I see heroes in the mothers and fathers who are so busy doing all they can to guarantee a good life for their children that they pay little attention to the great sacrifices they are making in their own lives.
I see heroes in the children who never stop loving, appreciating, and caring for their parents even when their parents are no longer capable of caring for them.
I see heroes in the many good police officers who continue to put their lives on the line even after being maligned and spat upon due to the actions of the few bad officers who slip through the screening process.
I see heroes in the ambulance drivers who put their personal pain aside to treat the pain of others.
I see heroes in all those who find the strength and courage to go on even after they have lost limbs, eyesight, hearing, control over their bodies and control over their minds and the many happy memories stored there.
I see heroes in the nurses, doctors, teachers, volunteers, farm workers, factory workers, truck drivers, soldiers and the many philanthropists who have shown by their actions that empathy is not just a fancy word to them.

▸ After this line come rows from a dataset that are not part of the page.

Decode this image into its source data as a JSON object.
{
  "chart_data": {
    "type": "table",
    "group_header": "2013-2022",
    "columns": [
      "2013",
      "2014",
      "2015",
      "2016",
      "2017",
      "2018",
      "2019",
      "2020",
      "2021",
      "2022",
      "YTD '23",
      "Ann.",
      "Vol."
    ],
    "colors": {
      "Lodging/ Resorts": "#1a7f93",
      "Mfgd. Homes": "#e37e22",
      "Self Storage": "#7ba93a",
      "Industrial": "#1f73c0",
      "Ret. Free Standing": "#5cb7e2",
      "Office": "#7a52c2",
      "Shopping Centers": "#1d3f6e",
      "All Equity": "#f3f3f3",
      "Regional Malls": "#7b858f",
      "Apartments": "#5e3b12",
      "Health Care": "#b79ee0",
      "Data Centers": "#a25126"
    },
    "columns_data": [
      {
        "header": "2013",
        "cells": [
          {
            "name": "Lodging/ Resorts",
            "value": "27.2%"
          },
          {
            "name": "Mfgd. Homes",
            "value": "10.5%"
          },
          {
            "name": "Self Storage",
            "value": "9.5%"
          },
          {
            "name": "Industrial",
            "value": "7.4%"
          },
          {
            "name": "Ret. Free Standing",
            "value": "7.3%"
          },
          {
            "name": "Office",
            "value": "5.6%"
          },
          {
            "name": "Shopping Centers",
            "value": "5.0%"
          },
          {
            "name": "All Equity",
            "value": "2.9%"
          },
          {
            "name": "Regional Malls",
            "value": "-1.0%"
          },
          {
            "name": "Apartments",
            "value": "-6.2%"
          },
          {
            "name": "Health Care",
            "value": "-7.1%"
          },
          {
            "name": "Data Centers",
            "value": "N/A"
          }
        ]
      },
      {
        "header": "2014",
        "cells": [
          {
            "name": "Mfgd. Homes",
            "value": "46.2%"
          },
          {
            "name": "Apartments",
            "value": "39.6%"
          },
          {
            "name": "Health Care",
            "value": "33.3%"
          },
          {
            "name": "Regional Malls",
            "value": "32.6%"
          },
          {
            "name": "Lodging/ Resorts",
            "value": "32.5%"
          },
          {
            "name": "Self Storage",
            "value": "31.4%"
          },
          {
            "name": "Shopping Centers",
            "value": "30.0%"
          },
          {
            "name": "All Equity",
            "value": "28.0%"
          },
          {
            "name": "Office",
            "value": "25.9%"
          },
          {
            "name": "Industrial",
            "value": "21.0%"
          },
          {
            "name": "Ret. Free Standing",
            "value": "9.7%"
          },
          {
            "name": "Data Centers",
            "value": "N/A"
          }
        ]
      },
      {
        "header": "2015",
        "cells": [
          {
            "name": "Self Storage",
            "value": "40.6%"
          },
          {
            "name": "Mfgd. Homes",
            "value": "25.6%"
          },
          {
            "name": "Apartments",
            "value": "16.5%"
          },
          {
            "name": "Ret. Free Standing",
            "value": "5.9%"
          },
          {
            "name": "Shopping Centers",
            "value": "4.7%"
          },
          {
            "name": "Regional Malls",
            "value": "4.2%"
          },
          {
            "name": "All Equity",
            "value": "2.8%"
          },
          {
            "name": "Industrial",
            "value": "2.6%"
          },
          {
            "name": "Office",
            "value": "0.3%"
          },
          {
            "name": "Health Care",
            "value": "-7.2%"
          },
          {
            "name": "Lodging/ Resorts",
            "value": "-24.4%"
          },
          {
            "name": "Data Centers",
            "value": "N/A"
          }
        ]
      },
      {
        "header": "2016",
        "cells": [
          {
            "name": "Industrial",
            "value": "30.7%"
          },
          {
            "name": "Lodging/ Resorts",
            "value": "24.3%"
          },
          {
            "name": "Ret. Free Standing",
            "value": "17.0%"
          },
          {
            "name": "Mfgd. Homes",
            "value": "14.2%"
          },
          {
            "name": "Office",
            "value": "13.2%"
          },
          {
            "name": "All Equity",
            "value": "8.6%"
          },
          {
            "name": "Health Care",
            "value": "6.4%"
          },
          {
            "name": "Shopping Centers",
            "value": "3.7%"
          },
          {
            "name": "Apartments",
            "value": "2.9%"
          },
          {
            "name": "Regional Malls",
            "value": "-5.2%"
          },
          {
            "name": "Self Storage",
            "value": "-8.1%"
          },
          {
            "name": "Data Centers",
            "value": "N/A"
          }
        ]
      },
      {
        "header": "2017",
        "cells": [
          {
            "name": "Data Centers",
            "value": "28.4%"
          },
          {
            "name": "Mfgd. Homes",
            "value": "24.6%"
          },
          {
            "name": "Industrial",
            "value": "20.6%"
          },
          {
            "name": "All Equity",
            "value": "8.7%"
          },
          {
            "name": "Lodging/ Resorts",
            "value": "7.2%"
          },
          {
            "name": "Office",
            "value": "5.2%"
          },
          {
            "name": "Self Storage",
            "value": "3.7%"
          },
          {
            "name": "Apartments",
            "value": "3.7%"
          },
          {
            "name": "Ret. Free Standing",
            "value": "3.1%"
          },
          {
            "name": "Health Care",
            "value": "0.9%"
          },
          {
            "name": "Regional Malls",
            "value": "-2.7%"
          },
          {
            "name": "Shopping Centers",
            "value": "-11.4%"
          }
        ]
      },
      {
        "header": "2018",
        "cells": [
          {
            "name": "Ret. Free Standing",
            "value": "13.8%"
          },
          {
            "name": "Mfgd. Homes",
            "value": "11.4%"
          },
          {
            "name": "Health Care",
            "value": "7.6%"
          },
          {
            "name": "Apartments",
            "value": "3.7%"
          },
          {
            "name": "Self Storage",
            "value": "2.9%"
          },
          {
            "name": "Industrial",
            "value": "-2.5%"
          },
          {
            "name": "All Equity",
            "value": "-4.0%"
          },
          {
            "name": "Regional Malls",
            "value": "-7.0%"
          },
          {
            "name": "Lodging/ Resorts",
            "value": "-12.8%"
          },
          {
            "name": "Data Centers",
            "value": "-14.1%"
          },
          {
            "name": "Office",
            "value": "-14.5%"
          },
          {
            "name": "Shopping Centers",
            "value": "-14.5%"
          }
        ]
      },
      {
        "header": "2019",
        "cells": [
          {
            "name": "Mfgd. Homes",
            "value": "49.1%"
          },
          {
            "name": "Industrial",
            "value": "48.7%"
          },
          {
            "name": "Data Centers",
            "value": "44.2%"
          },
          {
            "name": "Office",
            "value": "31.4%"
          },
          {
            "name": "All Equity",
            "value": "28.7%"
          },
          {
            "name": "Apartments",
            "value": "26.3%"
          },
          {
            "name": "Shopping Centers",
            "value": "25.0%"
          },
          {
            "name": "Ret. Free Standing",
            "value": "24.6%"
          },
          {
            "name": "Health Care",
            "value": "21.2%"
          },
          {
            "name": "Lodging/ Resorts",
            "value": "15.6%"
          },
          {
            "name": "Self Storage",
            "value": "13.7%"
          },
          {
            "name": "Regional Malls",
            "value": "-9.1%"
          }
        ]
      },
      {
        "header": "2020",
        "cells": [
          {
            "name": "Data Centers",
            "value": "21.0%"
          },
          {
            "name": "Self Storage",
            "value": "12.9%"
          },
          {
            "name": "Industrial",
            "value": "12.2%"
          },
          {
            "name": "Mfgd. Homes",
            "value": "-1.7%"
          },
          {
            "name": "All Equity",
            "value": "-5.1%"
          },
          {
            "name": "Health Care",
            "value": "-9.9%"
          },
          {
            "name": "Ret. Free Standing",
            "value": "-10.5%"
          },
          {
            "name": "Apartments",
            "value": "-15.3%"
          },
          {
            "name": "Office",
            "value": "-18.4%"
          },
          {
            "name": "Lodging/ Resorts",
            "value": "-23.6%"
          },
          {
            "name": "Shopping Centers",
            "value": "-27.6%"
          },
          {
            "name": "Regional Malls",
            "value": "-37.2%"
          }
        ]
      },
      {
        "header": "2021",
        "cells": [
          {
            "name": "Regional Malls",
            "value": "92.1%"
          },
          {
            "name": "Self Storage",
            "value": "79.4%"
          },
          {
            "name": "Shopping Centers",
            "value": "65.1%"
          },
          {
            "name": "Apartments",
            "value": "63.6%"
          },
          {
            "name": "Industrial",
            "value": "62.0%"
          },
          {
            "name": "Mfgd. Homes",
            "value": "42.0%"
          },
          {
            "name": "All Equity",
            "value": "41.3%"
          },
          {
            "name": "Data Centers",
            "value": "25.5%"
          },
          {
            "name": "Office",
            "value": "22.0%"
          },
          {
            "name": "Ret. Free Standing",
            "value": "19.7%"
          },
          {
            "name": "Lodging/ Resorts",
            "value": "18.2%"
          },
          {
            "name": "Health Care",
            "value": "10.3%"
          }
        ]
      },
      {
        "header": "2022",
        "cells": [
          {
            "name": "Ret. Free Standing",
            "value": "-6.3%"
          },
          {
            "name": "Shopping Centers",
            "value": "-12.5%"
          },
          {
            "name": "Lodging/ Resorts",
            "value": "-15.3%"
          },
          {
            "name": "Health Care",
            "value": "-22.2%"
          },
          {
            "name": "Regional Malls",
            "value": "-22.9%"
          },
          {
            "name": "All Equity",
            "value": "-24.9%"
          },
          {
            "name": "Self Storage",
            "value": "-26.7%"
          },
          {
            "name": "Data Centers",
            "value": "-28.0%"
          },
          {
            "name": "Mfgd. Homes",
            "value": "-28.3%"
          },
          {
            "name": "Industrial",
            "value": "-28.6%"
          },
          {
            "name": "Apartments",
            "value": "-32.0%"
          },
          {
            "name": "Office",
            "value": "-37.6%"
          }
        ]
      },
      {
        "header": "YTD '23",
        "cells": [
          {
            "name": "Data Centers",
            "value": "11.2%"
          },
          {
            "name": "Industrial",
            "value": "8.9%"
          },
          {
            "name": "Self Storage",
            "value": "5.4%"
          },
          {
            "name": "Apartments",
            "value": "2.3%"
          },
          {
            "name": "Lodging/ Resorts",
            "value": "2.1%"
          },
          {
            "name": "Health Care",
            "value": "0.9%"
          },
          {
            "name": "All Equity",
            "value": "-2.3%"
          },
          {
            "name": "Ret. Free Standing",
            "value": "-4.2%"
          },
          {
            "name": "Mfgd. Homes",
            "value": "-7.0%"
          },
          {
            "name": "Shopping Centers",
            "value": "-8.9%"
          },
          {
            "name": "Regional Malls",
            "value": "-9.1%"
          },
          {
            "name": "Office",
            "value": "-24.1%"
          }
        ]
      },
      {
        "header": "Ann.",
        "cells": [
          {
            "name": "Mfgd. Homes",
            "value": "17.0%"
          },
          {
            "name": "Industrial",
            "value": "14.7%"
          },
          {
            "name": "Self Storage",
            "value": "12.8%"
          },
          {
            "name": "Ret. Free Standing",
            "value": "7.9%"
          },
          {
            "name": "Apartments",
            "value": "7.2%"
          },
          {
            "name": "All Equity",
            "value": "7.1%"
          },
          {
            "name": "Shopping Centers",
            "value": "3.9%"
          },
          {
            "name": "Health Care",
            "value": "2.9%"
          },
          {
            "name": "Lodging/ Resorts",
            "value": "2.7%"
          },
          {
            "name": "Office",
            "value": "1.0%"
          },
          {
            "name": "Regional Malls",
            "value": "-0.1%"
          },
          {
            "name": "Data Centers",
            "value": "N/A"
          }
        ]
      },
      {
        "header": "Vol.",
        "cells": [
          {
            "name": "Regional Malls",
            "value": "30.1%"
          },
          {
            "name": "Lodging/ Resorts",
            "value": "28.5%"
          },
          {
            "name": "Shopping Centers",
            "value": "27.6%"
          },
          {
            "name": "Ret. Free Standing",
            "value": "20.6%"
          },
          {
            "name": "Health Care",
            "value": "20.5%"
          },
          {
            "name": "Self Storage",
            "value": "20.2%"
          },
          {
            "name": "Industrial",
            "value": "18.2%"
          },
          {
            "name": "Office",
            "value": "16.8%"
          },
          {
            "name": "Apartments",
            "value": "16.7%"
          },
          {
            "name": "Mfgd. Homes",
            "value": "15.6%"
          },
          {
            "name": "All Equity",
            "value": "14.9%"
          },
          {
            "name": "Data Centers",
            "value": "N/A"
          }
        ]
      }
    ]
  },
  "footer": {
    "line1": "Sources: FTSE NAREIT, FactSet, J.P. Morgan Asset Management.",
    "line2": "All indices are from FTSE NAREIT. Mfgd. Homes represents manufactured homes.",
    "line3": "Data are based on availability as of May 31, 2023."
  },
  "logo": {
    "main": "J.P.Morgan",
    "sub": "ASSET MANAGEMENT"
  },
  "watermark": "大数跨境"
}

Unlike valiant officers Eric Talley and Brian Sicknick (the officer who died defending the Capitol building) these unsung heroes will never be laid out in honour with those in power parading before their remains. They will probably never be presented with medals nor have their names heralded in newspaper headlines. But they are heroes none the less. I’m sure officers Eric Talley and Brian Sicknick would agree with me on this point.
Armistice Day is the day chosen for honoring our war dead.

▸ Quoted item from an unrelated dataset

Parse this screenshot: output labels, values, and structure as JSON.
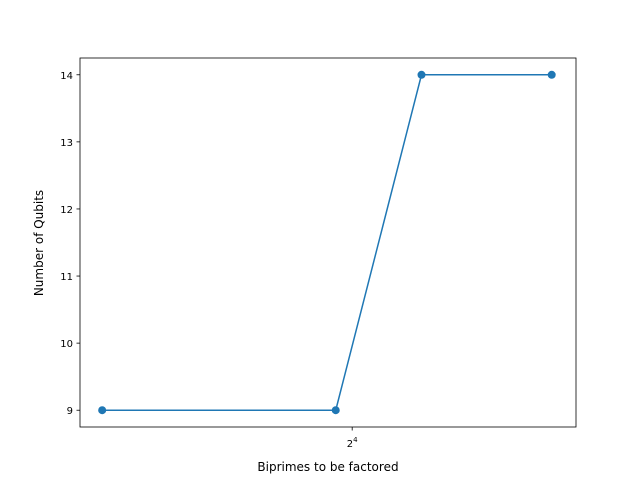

Maybe, just maybe, we should consider having an Unsung Heroes’ Day where we take the time to remember, appreciate, and celebrate all the wonderful unsung heroes who fill our lives.
All those wonderful heroes who give more than they take and do all they can to make this world of ours a better place to live in.
As I wrote this letter I overheard the sad news that Capitol Police officer William 'Billy' Evans was murdered while simply doing his job. In the words of Pete Seeger from his beautiful song, ‘Where Have all the Flowers Gone?’ I ask my American neighbours, “When will you ever learn?”